Comparison Of Apache Hadoop & Apache Spark
Corporate world is abuzz with talk of big data. Hadoop & Spark provide the most common tools for executing big data related responsibilities. These frameworks share many common features, but they also have some notable differences. Below are a few of them:
Hadoop, at its core, is a distributed database: It distributes massive data collections among a large number of servers. It indexes data and tracks it, making big-data processing and analytics much more efficient than before. Spark is an alternative data-processing software that uses distributed data.
You can use them both. Hadoop is made up of two components: HDFS (Hadoop Distributed file system) and MapReduce. Spark is not required to process data. Spark can be used independently of Hadoop. Spark has no file management system of its own, and so must be combined, either with HDFS, or another cloud platform. Spark was developed for Hadoop and many people agree that the two work well together.

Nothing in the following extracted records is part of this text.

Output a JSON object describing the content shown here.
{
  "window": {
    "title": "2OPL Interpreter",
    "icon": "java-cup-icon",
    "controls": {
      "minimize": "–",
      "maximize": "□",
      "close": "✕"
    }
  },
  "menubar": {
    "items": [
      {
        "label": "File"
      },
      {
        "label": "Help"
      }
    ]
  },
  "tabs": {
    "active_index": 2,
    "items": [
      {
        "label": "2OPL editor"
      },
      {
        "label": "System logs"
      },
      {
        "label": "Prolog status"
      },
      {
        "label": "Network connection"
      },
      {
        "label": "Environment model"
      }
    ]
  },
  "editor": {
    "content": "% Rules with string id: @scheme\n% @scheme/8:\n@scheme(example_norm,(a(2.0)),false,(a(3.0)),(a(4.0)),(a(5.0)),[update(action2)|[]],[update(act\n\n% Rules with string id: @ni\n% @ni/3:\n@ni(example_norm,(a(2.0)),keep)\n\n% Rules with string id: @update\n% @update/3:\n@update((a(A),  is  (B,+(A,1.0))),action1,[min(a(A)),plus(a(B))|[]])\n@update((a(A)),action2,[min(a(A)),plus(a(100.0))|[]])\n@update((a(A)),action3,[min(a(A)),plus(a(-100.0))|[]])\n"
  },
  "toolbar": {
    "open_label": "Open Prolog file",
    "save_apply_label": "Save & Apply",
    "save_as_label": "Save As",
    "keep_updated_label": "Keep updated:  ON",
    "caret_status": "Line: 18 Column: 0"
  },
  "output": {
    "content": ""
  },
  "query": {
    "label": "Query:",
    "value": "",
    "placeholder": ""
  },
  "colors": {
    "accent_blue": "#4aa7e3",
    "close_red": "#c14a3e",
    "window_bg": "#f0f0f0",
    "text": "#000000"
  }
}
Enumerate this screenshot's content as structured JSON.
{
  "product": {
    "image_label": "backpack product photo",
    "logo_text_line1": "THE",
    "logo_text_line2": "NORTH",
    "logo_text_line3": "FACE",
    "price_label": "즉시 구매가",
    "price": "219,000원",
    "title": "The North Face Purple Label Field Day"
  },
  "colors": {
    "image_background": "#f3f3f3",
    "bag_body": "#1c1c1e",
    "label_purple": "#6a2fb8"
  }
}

Spark is faster because it uses a different method to process data. MapReduce takes steps, whereas Spark uses the whole data set.
Spark’s rapidity may not be necessary. MapReduce processing is fine for data operations and reporting if they are relatively static. Spark can be used to perform analytics on data streams, such as data collected by sensors in an aircraft, or apps that require multiple operations. Spark implementations include online product recommendation, real-time campaigning, cyber-security analysis & log monitoring.
Failure recovery Hadoop has built-in resilience to system faults because it writes data directly to disk for each operation. Spark however, offers similar fault tolerence as data in Spark is stored across multiple data clusters using resilient distributed datasets. RDD can recover data stored on disks or in memory.